A determinação judicial visa impedir que a permanência do conselheiro atrapalhe as investigações em curso. Segundo Dino, a nomeação do conselheiro para o cargo em 2023 configurou uma aparente tentativa de dar proteção institucional a um investigado. O cargo, para o ministro, é estratégico para ocultar ilicitudes nas contas do governo e em contratos públicos.

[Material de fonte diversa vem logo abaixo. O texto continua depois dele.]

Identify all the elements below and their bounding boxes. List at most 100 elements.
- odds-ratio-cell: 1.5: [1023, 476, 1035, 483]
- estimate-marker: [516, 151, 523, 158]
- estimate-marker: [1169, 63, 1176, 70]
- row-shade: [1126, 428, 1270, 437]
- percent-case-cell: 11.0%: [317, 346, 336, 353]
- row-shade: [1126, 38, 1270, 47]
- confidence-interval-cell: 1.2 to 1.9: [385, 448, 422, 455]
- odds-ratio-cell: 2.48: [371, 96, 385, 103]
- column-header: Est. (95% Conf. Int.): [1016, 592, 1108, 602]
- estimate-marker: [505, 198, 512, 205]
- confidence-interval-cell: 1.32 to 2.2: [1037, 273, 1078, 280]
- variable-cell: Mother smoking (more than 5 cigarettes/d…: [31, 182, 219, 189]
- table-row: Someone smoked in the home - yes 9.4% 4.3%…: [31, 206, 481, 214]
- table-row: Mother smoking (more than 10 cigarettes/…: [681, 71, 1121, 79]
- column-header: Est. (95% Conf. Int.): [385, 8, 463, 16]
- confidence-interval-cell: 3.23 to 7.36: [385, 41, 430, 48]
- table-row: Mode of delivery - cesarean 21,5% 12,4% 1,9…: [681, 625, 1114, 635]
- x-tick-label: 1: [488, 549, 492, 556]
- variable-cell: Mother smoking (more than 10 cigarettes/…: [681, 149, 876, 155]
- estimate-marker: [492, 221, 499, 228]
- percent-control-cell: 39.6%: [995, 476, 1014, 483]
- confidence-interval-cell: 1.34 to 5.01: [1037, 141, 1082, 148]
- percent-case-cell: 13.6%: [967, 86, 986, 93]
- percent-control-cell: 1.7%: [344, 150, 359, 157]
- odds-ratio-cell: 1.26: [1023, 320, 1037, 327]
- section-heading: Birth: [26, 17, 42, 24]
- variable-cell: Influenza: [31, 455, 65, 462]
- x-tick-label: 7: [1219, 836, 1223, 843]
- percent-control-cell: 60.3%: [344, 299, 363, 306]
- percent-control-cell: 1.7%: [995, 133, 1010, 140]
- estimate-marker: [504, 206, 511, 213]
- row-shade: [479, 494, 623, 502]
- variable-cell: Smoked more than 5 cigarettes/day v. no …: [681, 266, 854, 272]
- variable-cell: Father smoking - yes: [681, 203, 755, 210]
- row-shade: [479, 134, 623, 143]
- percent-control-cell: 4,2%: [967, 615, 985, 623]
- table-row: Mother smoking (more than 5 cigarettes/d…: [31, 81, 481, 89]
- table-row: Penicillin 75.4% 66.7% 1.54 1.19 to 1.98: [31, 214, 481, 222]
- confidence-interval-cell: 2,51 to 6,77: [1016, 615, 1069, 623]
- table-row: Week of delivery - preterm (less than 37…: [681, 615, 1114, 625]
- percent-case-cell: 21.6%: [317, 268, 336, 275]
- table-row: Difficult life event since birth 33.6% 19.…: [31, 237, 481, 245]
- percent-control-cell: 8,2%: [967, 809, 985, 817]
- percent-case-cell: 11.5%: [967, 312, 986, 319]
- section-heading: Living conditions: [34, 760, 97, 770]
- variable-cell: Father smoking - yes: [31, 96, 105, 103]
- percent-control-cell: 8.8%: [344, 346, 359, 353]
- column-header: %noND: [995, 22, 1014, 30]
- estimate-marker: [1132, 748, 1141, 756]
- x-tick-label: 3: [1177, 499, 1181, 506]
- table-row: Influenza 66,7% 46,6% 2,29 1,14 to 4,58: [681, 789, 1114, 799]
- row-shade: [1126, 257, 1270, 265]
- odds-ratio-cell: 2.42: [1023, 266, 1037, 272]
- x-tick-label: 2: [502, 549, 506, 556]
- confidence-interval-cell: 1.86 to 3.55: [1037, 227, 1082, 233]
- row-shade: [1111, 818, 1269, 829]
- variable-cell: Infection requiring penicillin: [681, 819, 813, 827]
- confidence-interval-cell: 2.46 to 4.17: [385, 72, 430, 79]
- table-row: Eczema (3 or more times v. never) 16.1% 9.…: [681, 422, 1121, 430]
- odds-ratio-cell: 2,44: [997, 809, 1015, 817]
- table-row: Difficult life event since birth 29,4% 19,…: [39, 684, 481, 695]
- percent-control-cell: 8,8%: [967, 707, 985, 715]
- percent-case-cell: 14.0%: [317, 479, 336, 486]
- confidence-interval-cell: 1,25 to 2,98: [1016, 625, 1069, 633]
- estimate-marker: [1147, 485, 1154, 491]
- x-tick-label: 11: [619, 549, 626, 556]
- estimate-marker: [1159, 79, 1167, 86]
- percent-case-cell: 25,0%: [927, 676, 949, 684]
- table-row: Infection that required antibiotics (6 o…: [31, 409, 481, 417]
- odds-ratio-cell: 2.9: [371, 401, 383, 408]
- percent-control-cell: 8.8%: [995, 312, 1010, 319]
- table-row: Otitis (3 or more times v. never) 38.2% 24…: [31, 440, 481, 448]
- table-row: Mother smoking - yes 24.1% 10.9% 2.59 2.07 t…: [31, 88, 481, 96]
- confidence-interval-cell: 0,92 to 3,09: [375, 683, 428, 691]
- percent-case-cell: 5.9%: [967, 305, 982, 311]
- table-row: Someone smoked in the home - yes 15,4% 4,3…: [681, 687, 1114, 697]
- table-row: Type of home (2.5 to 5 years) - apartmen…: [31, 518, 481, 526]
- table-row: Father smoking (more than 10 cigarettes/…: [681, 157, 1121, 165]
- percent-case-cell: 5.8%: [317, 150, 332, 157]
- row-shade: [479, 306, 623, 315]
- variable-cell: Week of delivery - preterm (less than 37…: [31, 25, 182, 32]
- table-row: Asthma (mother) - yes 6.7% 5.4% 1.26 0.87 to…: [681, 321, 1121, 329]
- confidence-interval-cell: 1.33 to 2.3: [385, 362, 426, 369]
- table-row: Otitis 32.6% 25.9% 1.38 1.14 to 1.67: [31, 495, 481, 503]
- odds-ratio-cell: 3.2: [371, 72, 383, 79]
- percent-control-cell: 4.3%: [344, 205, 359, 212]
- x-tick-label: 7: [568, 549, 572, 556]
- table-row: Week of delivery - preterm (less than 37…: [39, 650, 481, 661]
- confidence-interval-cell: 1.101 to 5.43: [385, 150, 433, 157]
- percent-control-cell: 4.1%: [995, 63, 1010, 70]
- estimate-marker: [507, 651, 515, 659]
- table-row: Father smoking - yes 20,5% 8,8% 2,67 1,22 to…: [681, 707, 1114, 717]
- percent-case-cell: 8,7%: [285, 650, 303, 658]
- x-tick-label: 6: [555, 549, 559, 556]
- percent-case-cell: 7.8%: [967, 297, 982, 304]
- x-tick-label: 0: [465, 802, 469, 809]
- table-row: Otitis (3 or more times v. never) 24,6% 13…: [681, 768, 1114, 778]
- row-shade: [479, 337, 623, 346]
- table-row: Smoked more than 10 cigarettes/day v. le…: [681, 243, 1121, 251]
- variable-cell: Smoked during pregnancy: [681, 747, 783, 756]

Dino detalhou que há um esquema criminoso no Maranhão focado no desvio de recursos, incluindo emendas parlamentares federais. Em agosto de dois mil e vinte e dois, ocorreu um homicídio no estado, supostamente ligado à cobrança de propinas em contratos. Na cena do crime, havia políticos e parentes de autoridades, incluindo o conselheiro do TCE-MA.
O ministro afirmou que o grupo criminoso tenta blindar o conselheiro em relação à participação nos esquemas. Ele aponta indícios de infiltração na Polícia Federal para repasse de informações sigilosas. A Polícia Civil do Maranhão, segundo Dino, tenta esconder a participação do conselheiro na cena do crime, mesmo com imagens e depoimento do assassino.
A decisão foi tomada na PET 15.900. O ministro justificou a competência do STF no caso pelo envolvimento de parlamentares com foro, como o senador Weverton Rocha e o governador Carlos Brandão, em condição pretérita de deputado federal.